La nouvelle gouvernance des transports en commun que souhaite implanter le ministre des Transports du Québec, Robert Poëti, doit s'accompagner d'un nouveau cadre financier plus généreux afin de permettre la mise en place de nouveaux services d'autobus, de train ou de métro dans des villes de plus en plus étouffées par la congestion.

Alors qu'on appréhende une rentrée d'automne difficile en raison des centaines de chantiers qui occupent les routes de la région métropolitaine, l'Alliance pour le financement des transports collectifs au Québec, TRANSIT, estime que l'augmentation des services devrait être « la vraie priorité » du ministre des Transports, plutôt qu'un changement des structures administratives.

La première politique québécoise des transports collectifs a pris fin en 2011, rappelle le directeur général de Vivre en ville, Christian Savard, un des porte-parole de TRANSIT. Depuis, quatre ministres des Transports ont promis de revoir le financement des transports collectifs au Québec, et quatre rentrées d'automne se sont succédé sans qu'on propose un nouveau plan de financement à long terme.

« On sent une certaine morosité dans les transports collectifs, dit Christian Savard. La seule chose dont on entend parler, c'est de la gouvernance. » 

« Une nouvelle gouvernance sans argent frais, ça peut faire disparaître quelques irritants, mais ça ne fera pas de miracles si on n'a pas de moyens. »

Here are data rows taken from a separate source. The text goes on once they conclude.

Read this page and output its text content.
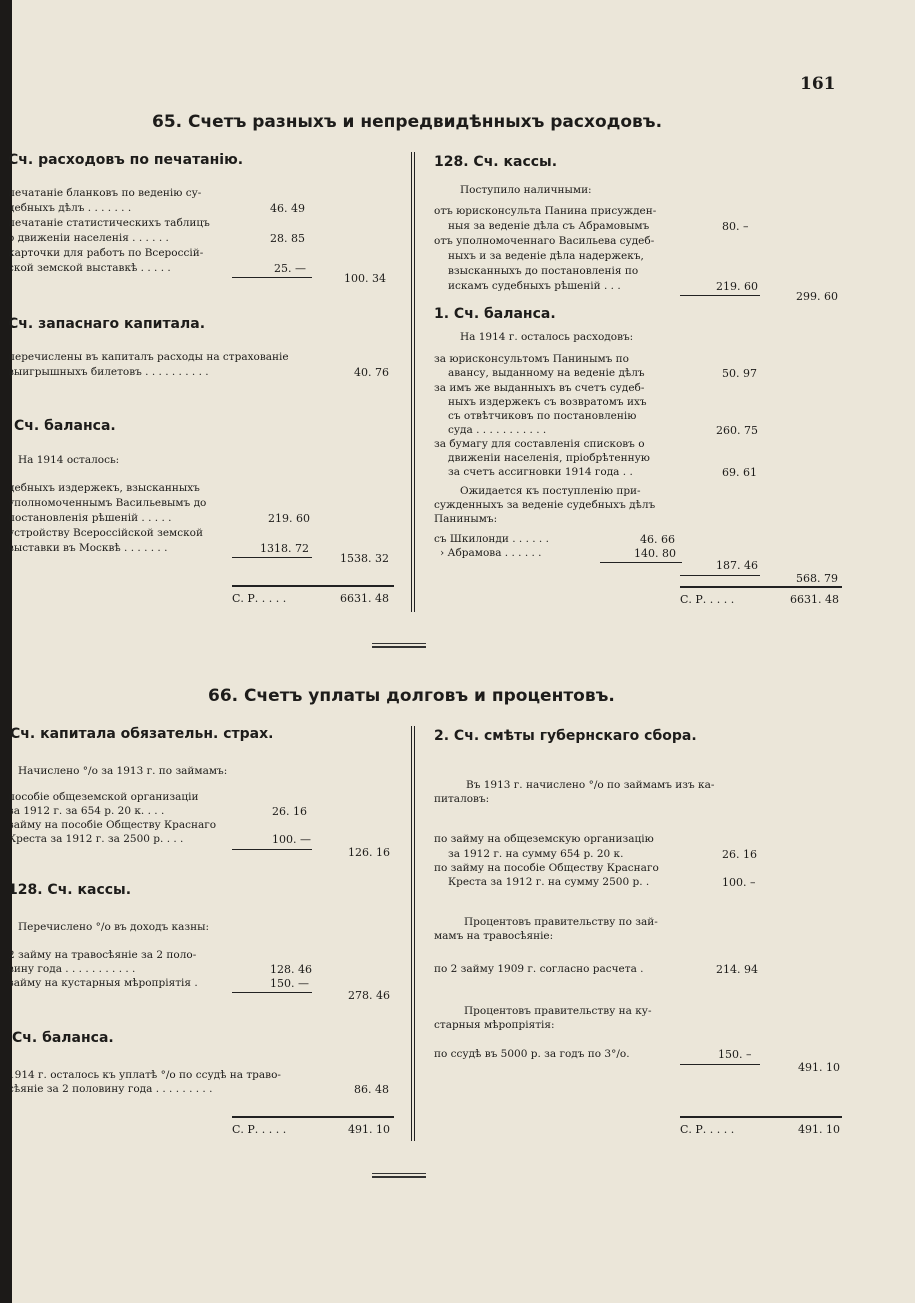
161
65. Счетъ разныхъ и непредвидѣнныхъ расходовъ.
Сч. расходовъ по печатанію.
печатаніе бланковъ по веденію су-
дебныхъ дѣлъ . . . . . . .	46. 49
печатаніе статистическихъ таблицъ
о движеніи населенія . . . . . .	28. 85
карточки для работъ по Всероссій-
ской земской выставкѣ . . . . .	25. —
100. 34
Сч. запаснаго капитала.
перечислены въ капиталъ расходы на страхованіе
выигрышныхъ билетовъ . . . . . . . . . .	40. 76
Сч. баланса.
На 1914 осталось:
дебныхъ издержекъ, взысканныхъ
уполномоченнымъ Васильевымъ до
постановленія рѣшеній . . . . .	219. 60
устройству Всероссійской земской
выставки въ Москвѣ . . . . . . .	1318. 72
1538. 32
С. Р. . . . .	6631. 48
128. Сч. кассы.
Поступило наличными:
отъ юрисконсульта Панина присужден-
ныя за веденіе дѣла съ Абрамовымъ	80. –
отъ уполномоченнаго Васильева судеб-
ныхъ и за веденіе дѣла надержекъ,
взысканныхъ до постановленія по
искамъ судебныхъ рѣшеній . . .	219. 60
299. 60
1. Сч. баланса.
На 1914 г. осталось расходовъ:
за юрисконсультомъ Панинымъ по
авансу, выданному на веденіе дѣлъ	50. 97
за имъ же выданныхъ въ счетъ судеб-
ныхъ издержекъ съ возвратомъ ихъ
съ отвѣтчиковъ по постановленію
суда . . . . . . . . . . .	260. 75
за бумагу для составленія списковъ о
движеніи населенія, пріобрѣтенную
за счетъ ассигновки 1914 года . .	69. 61
Ожидается къ поступленію при-
сужденныхъ за веденіе судебныхъ дѣлъ
Панинымъ:
съ Шкилонди . . . . . .	46. 66
› Абрамова . . . . . .	140. 80
187. 46
568. 79
С. Р. . . . .	6631. 48
66. Счетъ уплаты долговъ и процентовъ.
Сч. капитала обязательн. страх.
Начислено °/о за 1913 г. по займамъ:
пособіе общеземской организаціи
за 1912 г. за 654 р. 20 к. . . .	26. 16
займу на пособіе Обществу Краснаго
Креста за 1912 г. за 2500 р. . . .	100. —
126. 16
128. Сч. кассы.
Перечислено °/о въ доходъ казны:
2 займу на травосѣяніе за 2 поло-
вину года . . . . . . . . . . .	128. 46
займу на кустарныя мѣропріятія .	150. —
278. 46
Сч. баланса.
1914 г. осталось къ уплатѣ °/о по ссудѣ на траво-
сѣяніе за 2 половину года . . . . . . . . .	86. 48
С. Р. . . . .	491. 10
2. Сч. смѣты губернскаго сбора.
Въ 1913 г. начислено °/о по займамъ изъ ка-
питаловъ:
по займу на общеземскую организацію
за 1912 г. на сумму 654 р. 20 к.	26. 16
по займу на пособіе Обществу Краснаго
Креста за 1912 г. на сумму 2500 р. .	100. –
Процентовъ правительству по зай-
мамъ на травосѣяніе:
по 2 займу 1909 г. согласно расчета .	214. 94
Процентовъ правительству на ку-
старныя мѣропріятія:
по ссудѣ въ 5000 р. за годъ по 3°/о.	150. –
491. 10
С. Р. . . . .	491. 10
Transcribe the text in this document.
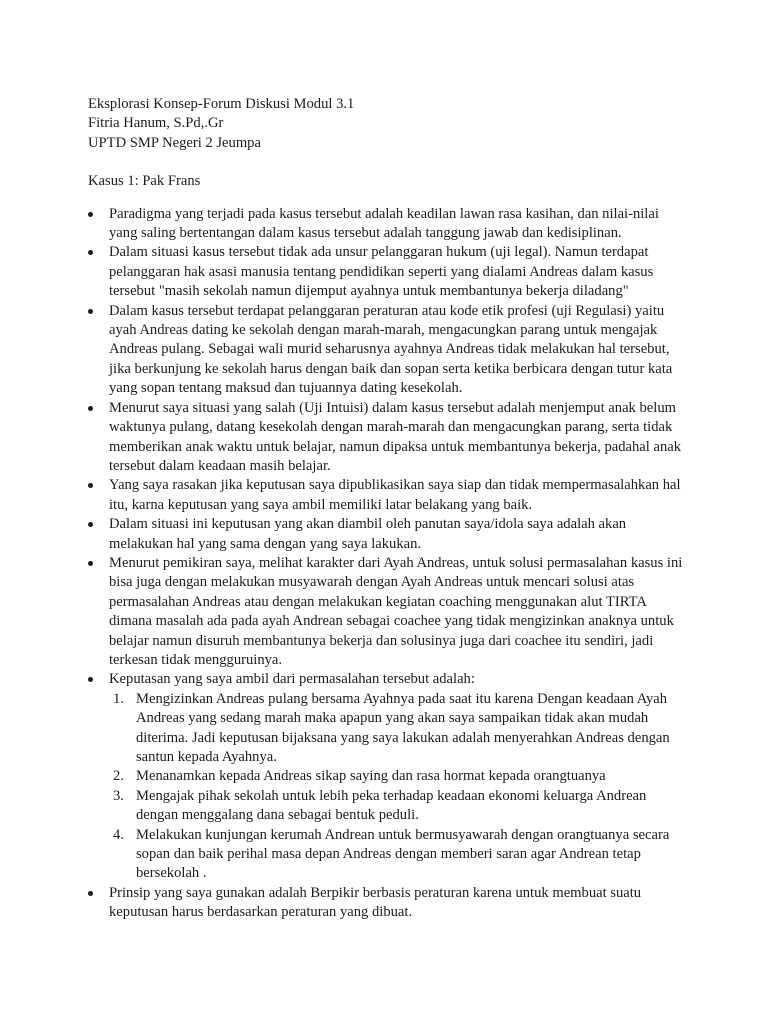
Eksplorasi Konsep-Forum Diskusi Modul 3.1

Fitria Hanum, S.Pd,.Gr

UPTD SMP Negeri 2 Jeumpa

Kasus 1: Pak Frans

Paradigma yang terjadi pada kasus tersebut adalah keadilan lawan rasa kasihan, dan nilai-nilai yang saling bertentangan dalam kasus tersebut adalah tanggung jawab dan kedisiplinan.
Dalam situasi kasus tersebut tidak ada unsur pelanggaran hukum (uji legal). Namun terdapat pelanggaran hak asasi manusia tentang pendidikan seperti yang dialami Andreas dalam kasus tersebut "masih sekolah namun dijemput ayahnya untuk membantunya bekerja diladang"
Dalam kasus tersebut terdapat pelanggaran peraturan atau kode etik profesi (uji Regulasi) yaitu ayah Andreas dating ke sekolah dengan marah-marah, mengacungkan parang untuk mengajak Andreas pulang. Sebagai wali murid seharusnya ayahnya Andreas tidak melakukan hal tersebut, jika berkunjung ke sekolah harus dengan baik dan sopan serta ketika berbicara dengan tutur kata yang sopan tentang maksud dan tujuannya dating kesekolah.
Menurut saya situasi yang salah (Uji Intuisi) dalam kasus tersebut adalah menjemput anak belum waktunya pulang, datang kesekolah dengan marah-marah dan mengacungkan parang, serta tidak memberikan anak waktu untuk belajar, namun dipaksa untuk membantunya bekerja, padahal anak tersebut dalam keadaan masih belajar.
Yang saya rasakan jika keputusan saya dipublikasikan saya siap dan tidak mempermasalahkan hal itu, karna keputusan yang saya ambil memiliki latar belakang yang baik.
Dalam situasi ini keputusan yang akan diambil oleh panutan saya/idola saya adalah akan melakukan hal yang sama dengan yang saya lakukan.
Menurut pemikiran saya, melihat karakter dari Ayah Andreas, untuk solusi permasalahan kasus ini bisa juga dengan melakukan musyawarah dengan Ayah Andreas untuk mencari solusi atas permasalahan Andreas atau dengan melakukan kegiatan coaching menggunakan alut TIRTA dimana masalah ada pada ayah Andrean sebagai coachee yang tidak mengizinkan anaknya untuk belajar namun disuruh membantunya bekerja dan solusinya juga dari coachee itu sendiri, jadi terkesan tidak mengguruinya.
Keputasan yang saya ambil dari permasalahan tersebut adalah:
1. Mengizinkan Andreas pulang bersama Ayahnya pada saat itu karena Dengan keadaan Ayah Andreas yang sedang marah maka apapun yang akan saya sampaikan tidak akan mudah diterima. Jadi keputusan bijaksana yang saya lakukan adalah menyerahkan Andreas dengan santun kepada Ayahnya.
2. Menanamkan kepada Andreas sikap saying dan rasa hormat kepada orangtuanya
3. Mengajak pihak sekolah untuk lebih peka terhadap keadaan ekonomi keluarga Andrean dengan menggalang dana sebagai bentuk peduli.
4. Melakukan kunjungan kerumah Andrean untuk bermusyawarah dengan orangtuanya secara sopan dan baik perihal masa depan Andreas dengan memberi saran agar Andrean tetap bersekolah .
Prinsip yang saya gunakan adalah Berpikir berbasis peraturan karena untuk membuat suatu keputusan harus berdasarkan peraturan yang dibuat.
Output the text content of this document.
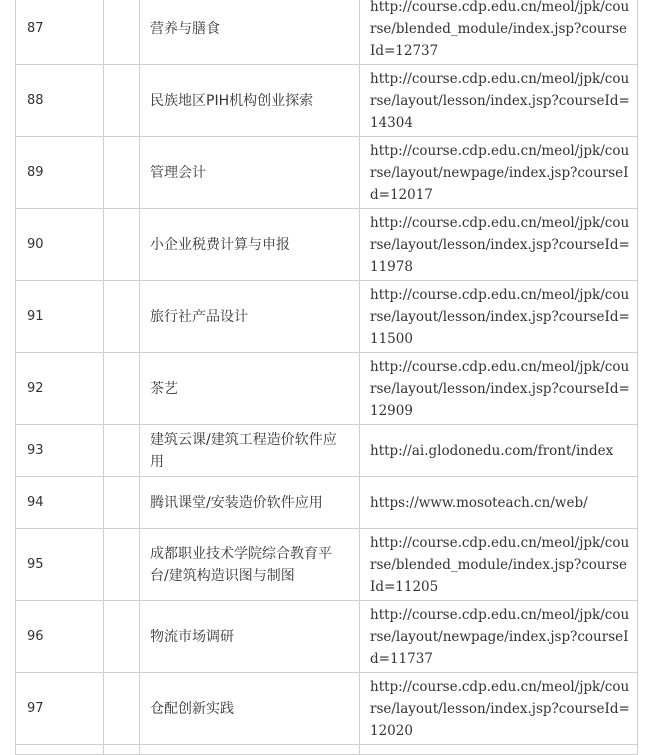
87		营养与膳食	http://course.cdp.edu.cn/meol/jpk/course/blended_module/index.jsp?courseId=12737
88		民族地区PIH机构创业探索	http://course.cdp.edu.cn/meol/jpk/course/layout/lesson/index.jsp?courseId=14304
89		管理会计	http://course.cdp.edu.cn/meol/jpk/course/layout/newpage/index.jsp?courseId=12017
90		小企业税费计算与申报	http://course.cdp.edu.cn/meol/jpk/course/layout/lesson/index.jsp?courseId=11978
91		旅行社产品设计	http://course.cdp.edu.cn/meol/jpk/course/layout/lesson/index.jsp?courseId=11500
92		茶艺	http://course.cdp.edu.cn/meol/jpk/course/layout/lesson/index.jsp?courseId=12909
93		建筑云课/建筑工程造价软件应用	http://ai.glodonedu.com/front/index
94		腾讯课堂/安装造价软件应用	https://www.mosoteach.cn/web/
95		成都职业技术学院综合教育平台/建筑构造识图与制图	http://course.cdp.edu.cn/meol/jpk/course/blended_module/index.jsp?courseId=11205
96		物流市场调研	http://course.cdp.edu.cn/meol/jpk/course/layout/newpage/index.jsp?courseId=11737
97		仓配创新实践	http://course.cdp.edu.cn/meol/jpk/course/layout/lesson/index.jsp?courseId=12020
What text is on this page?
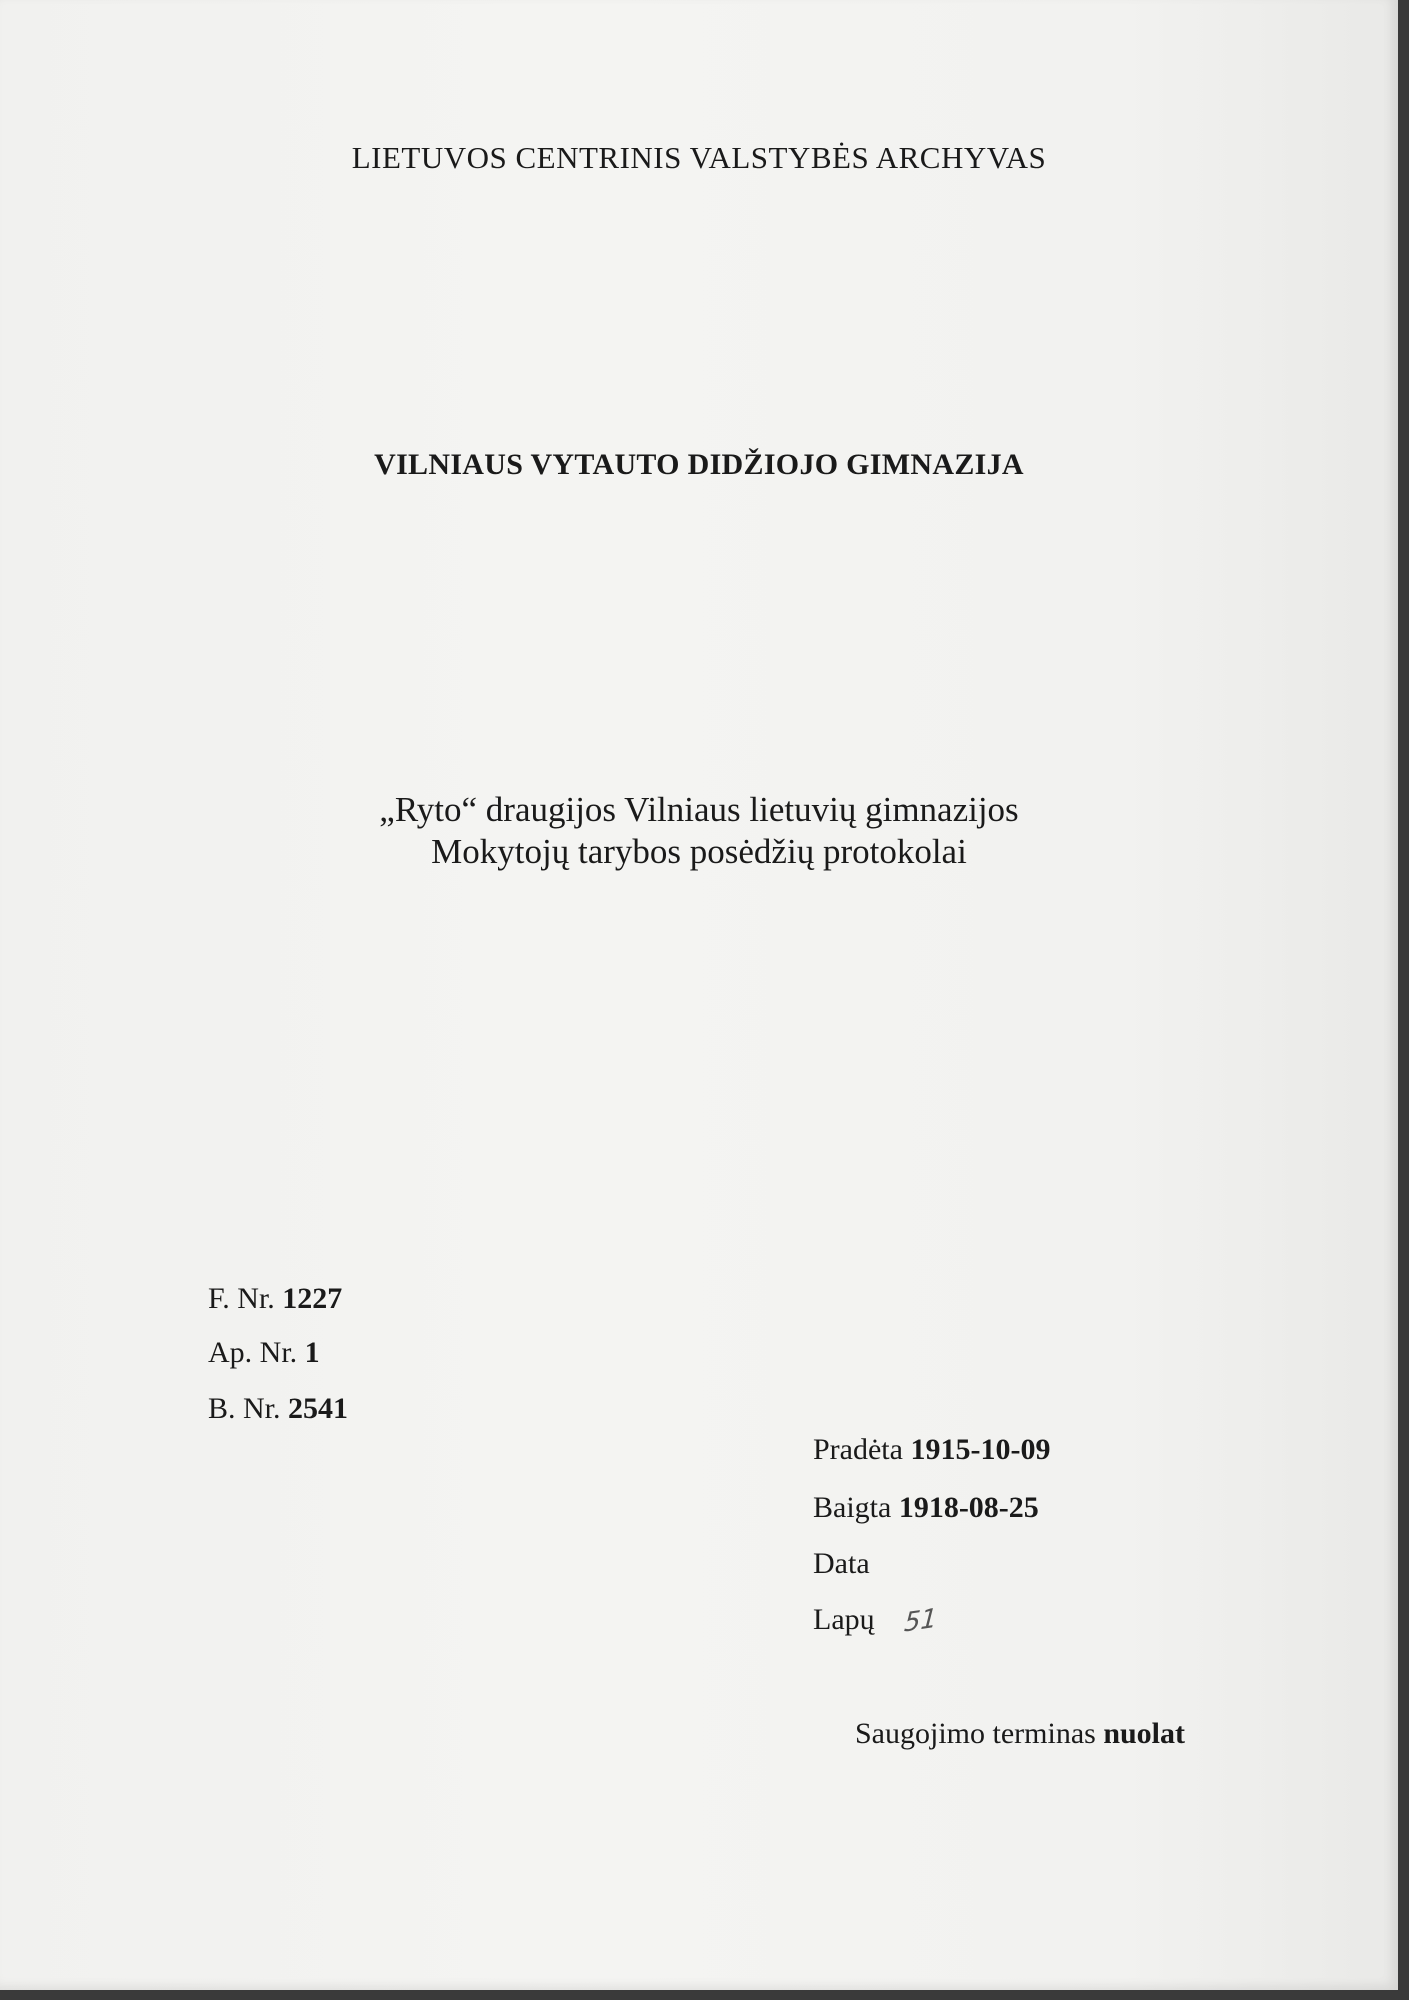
LIETUVOS CENTRINIS VALSTYBĖS ARCHYVAS
VILNIAUS VYTAUTO DIDŽIOJO GIMNAZIJA
„Ryto“ draugijos Vilniaus lietuvių gimnazijos
Mokytojų tarybos posėdžių protokolai
F. Nr. 1227
Ap. Nr. 1
B. Nr. 2541
Pradėta 1915-10-09
Baigta 1918-08-25
Data
Lapų 51
Saugojimo terminas nuolat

François Pépin, président du groupe de défense des usagers des transports collectifs Transport 2000 Québec, estime même que s'il était un élu de la Communauté métropolitaine de Montréal, il serait « inquiet du projet du ministre Poëti d'y transférer la planification des transports collectifs, sans avoir les moyens financiers pour atteindre les objectifs qu'ils vont se fixer ».

Des preuves à faire

Le ministre des Transports, Robert Poëti, n'est pas d'accord. Dans une entrevue à La Presse, il a d'ailleurs répété le message qu'il avait adressé aux dirigeants des plus importantes sociétés de transports en commun du Québec en octobre 2014 : avant de songer à une augmentation des sommes allouées par Québec, les sociétés de transport devront d'abord démontrer qu'elles peuvent faire mieux avec les budgets dont elles disposent déjà.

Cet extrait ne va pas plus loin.